TRIBUNAL DE JUSTIÇA DO ESTADO DO PIAUÍ
ÓRGÃO JULGADOR : 1ª Câmara Especializada Cível
APELAÇÃO CÍVEL (198) No 0800776-43.2021.8.18.0037
APELANTE: MANOEL JOSE GONCALVES DA SILVA
Advogado(s) do reclamante: LUIS ROBERTO MOURA DE CARVALHO BRANDAO REGISTRADO(A) CIVILMENTE COMO LUIS ROBERTO MOURA DE CARVALHO BRANDAO
APELADO: BRADESCO SEGUROS S/A, BANCO BRADESCO S.A.

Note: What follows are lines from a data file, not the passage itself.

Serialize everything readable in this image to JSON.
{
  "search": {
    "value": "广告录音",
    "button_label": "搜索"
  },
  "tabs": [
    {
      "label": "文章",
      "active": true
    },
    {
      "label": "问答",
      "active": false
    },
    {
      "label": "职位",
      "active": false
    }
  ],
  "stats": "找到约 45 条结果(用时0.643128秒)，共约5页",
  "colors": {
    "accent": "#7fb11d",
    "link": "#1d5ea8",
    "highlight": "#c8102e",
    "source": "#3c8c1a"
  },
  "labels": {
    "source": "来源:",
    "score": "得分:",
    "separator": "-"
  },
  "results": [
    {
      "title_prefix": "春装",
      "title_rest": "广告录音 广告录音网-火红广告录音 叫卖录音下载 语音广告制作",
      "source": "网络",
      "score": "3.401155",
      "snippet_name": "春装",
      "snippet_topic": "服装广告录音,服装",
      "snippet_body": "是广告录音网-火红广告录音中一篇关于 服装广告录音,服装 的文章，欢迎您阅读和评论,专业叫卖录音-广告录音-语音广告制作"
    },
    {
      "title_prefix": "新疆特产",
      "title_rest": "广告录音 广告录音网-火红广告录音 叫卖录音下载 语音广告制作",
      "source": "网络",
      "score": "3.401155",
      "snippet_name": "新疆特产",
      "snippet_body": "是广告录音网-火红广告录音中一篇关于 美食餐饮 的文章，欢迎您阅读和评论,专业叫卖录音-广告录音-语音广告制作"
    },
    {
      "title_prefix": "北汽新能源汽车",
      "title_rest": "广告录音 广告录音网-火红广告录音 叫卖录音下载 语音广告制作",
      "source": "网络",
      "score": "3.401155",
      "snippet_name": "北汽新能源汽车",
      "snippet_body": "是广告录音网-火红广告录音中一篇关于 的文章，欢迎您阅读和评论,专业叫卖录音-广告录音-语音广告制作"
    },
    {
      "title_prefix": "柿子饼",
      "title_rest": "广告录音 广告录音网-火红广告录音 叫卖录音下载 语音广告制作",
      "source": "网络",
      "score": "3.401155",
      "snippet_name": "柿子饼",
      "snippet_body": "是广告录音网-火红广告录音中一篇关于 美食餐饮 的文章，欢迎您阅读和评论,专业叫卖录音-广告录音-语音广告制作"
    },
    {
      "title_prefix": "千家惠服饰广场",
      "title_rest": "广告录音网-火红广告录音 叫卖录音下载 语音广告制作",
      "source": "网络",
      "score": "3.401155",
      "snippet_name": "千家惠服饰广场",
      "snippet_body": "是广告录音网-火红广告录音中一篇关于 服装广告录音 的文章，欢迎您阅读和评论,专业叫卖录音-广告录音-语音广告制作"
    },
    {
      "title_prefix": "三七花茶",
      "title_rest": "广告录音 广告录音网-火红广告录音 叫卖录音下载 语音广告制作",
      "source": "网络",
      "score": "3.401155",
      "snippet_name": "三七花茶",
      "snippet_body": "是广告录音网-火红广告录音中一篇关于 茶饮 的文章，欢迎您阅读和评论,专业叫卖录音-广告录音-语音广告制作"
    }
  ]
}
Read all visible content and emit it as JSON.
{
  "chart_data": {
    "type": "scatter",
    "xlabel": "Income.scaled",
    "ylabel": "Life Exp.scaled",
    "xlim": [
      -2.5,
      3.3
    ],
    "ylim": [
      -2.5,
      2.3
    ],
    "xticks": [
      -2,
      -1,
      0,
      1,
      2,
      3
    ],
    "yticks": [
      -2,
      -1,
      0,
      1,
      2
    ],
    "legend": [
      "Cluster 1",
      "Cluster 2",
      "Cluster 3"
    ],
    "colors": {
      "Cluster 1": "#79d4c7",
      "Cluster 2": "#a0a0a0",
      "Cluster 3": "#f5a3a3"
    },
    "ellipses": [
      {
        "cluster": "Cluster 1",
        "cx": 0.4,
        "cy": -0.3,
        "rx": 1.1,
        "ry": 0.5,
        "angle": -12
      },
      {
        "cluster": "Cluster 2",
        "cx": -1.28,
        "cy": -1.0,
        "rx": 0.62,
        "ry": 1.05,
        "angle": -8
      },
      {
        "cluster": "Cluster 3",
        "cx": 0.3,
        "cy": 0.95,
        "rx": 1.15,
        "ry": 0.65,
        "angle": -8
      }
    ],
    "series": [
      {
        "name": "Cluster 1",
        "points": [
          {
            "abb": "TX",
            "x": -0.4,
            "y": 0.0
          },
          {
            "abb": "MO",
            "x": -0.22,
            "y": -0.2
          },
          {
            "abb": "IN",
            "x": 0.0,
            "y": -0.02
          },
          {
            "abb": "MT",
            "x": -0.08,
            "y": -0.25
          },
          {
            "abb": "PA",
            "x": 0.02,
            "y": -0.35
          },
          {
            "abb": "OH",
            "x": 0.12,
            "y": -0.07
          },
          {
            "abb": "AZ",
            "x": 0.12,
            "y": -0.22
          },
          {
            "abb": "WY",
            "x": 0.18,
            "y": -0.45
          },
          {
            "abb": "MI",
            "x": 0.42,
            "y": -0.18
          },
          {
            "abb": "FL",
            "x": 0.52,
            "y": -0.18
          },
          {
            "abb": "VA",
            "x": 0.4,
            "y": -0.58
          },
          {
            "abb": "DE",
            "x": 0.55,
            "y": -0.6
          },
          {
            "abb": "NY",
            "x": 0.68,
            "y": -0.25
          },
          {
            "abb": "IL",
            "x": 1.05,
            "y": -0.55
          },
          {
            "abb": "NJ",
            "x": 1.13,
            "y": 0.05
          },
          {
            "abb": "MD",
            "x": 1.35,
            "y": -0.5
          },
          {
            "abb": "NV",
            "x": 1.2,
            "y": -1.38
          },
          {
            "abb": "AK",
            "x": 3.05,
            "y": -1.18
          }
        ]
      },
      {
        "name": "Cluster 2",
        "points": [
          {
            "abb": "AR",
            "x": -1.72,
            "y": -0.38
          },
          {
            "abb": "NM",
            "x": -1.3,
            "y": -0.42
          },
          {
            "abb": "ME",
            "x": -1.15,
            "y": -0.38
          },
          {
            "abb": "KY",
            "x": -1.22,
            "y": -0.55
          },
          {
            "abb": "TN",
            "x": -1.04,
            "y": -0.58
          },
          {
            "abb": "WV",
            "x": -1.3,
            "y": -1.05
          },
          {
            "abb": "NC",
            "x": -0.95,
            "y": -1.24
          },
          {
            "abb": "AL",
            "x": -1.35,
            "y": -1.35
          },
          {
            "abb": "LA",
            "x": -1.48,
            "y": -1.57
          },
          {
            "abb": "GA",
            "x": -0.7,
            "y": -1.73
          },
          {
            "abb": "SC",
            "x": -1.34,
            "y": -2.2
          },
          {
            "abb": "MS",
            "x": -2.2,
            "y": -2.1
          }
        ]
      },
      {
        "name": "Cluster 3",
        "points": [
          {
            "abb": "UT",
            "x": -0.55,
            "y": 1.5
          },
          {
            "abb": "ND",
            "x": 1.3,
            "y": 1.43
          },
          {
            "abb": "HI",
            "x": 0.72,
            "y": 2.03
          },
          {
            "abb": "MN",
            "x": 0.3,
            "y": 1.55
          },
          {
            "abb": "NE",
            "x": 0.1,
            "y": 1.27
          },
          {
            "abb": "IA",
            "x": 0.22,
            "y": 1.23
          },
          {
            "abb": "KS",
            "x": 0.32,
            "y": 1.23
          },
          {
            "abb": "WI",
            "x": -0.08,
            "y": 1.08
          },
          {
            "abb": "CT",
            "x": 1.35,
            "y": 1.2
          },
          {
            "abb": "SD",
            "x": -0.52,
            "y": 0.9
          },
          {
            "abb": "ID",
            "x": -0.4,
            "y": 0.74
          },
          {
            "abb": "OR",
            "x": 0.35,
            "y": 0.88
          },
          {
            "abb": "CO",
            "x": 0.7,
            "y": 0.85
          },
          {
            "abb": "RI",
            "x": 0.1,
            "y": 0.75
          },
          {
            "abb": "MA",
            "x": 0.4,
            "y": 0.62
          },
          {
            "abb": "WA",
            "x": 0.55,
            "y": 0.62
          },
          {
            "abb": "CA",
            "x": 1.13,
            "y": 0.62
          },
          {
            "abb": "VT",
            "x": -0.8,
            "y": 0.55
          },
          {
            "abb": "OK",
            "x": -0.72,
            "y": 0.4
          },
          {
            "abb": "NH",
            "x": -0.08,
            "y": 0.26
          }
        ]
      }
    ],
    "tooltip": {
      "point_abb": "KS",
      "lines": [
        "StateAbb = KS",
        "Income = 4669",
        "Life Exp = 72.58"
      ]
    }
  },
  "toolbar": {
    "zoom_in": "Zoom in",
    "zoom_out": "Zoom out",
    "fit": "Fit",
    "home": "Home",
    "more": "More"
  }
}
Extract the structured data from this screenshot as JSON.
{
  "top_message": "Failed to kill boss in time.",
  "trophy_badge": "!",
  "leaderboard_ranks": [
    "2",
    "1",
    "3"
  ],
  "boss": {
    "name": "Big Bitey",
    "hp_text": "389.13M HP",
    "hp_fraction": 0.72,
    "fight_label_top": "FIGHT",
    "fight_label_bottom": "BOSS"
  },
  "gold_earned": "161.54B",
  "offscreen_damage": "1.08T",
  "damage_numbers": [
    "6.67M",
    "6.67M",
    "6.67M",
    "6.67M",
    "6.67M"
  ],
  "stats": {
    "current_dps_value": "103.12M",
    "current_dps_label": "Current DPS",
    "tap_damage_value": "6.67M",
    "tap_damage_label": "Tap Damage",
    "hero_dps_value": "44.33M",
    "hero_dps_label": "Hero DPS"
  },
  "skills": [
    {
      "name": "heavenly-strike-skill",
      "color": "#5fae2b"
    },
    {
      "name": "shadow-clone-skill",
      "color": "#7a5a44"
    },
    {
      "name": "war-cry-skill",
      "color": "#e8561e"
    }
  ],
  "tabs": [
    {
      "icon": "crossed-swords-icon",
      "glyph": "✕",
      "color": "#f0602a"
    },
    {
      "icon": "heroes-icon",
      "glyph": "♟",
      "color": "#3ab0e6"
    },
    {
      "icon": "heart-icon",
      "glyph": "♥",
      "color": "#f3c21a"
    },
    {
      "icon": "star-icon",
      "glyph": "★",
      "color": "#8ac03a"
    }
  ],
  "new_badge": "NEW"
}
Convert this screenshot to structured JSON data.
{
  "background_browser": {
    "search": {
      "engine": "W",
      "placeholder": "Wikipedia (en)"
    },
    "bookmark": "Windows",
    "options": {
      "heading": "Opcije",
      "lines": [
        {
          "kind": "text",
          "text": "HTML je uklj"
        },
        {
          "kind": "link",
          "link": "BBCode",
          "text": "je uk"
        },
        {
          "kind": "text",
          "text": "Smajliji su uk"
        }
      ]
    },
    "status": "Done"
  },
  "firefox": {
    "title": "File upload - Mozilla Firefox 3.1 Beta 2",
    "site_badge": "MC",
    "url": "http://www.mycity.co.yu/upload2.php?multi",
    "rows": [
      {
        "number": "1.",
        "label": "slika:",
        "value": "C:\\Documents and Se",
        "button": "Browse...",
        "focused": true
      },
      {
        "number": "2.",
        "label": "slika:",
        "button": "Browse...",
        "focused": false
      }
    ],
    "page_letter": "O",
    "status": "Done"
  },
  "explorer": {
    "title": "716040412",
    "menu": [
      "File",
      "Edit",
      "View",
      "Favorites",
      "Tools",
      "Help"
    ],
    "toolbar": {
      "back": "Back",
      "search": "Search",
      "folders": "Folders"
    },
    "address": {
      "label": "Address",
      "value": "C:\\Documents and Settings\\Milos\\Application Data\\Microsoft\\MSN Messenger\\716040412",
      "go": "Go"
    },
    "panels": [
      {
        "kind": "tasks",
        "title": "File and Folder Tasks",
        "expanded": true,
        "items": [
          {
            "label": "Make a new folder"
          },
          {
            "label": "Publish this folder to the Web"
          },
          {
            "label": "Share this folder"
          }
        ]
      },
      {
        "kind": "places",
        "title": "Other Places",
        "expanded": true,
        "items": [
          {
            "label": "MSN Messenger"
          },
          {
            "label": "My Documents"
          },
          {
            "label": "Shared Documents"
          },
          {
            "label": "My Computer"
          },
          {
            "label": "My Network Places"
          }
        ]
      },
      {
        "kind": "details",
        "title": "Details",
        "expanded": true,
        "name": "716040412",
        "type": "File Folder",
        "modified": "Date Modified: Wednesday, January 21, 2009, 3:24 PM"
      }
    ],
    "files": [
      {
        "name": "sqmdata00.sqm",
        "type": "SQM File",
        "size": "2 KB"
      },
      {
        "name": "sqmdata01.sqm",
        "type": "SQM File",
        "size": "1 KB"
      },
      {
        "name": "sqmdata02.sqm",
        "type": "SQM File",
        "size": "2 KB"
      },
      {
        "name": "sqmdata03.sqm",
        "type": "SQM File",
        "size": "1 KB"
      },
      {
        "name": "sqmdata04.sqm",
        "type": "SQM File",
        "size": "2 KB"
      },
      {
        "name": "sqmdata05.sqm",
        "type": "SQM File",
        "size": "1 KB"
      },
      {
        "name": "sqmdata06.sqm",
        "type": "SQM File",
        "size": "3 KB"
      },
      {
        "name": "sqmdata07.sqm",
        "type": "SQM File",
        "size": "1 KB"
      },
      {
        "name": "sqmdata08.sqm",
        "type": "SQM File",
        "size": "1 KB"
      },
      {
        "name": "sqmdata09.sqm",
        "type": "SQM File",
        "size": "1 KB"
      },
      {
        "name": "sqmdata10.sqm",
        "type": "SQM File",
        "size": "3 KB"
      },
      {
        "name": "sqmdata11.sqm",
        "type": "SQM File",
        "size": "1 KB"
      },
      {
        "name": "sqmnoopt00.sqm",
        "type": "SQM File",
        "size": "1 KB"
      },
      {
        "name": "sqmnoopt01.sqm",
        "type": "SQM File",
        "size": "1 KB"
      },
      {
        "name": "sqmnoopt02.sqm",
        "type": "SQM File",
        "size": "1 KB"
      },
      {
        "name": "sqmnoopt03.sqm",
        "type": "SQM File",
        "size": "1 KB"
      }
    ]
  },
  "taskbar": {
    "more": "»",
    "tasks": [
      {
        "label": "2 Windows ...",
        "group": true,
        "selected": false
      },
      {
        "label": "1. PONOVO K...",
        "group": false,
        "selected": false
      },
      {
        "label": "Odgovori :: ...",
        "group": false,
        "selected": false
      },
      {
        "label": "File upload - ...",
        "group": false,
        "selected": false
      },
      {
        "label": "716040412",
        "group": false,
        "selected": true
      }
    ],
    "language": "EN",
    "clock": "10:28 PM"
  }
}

Advogado(s) do reclamado: KARINA DE ALMEIDA BATISTUCI
RELATOR(A): Desembargador HAROLDO OLIVEIRA REHEM
EMENTA
DIREITO DO CONSUMIDOR. APELAÇÃO CÍVEL. CONTRATO BANCÁRIO INEXISTENTE. DESCONTOS INDEVIDOS EM CONTA BANCÁRIA. AUSÊNCIA DE COMPROVAÇÃO DA CONTRATAÇÃO. INVERSÃO DO ÔNUS DA PROVA. RESPONSABILIDADE OBJETIVA DA INSTITUIÇÃO FINANCEIRA. DEVOLUÇÃO EM DOBRO DOS VALORES DESCONTADOS. DANOS MORAIS. MAJORAÇÃO DO QUANTUM INDENIZATÓRIO. RECURSO PROVIDO.
I. CASO EM EXAME
1. Apelação cível interposta pela parte autora em face de sentença que declarou a nulidade de contrato bancário inexistente, determinando a devolução dos valores descontados de forma indevida e fixando indenização por danos morais. A parte autora busca a majoração do quantum indenizatório.
II. QUESTÃO EM DISCUSSÃO
2. Há duas questões em discussão: (i) definir se a ausência de comprovação da contratação pelo banco enseja a devolução em dobro dos valores descontados; e (ii) analisar a necessidade de majoração da indenização por danos morais.
III. RAZÕES DE DECIDIR
3. Nulidade do Contrato e Inversão do Ônus da Prova: Configurada a relação de consumo, com base no art. 6º, VIII, do Código de Defesa do Consumidor (CDC), e reconhecida a hipossuficiência da parte autora, é devida a inversão do ônus da prova em seu favor. A instituição financeira não comprovou a existência de contrato válido que autorizasse os descontos mensais realizados na conta bancária da autora.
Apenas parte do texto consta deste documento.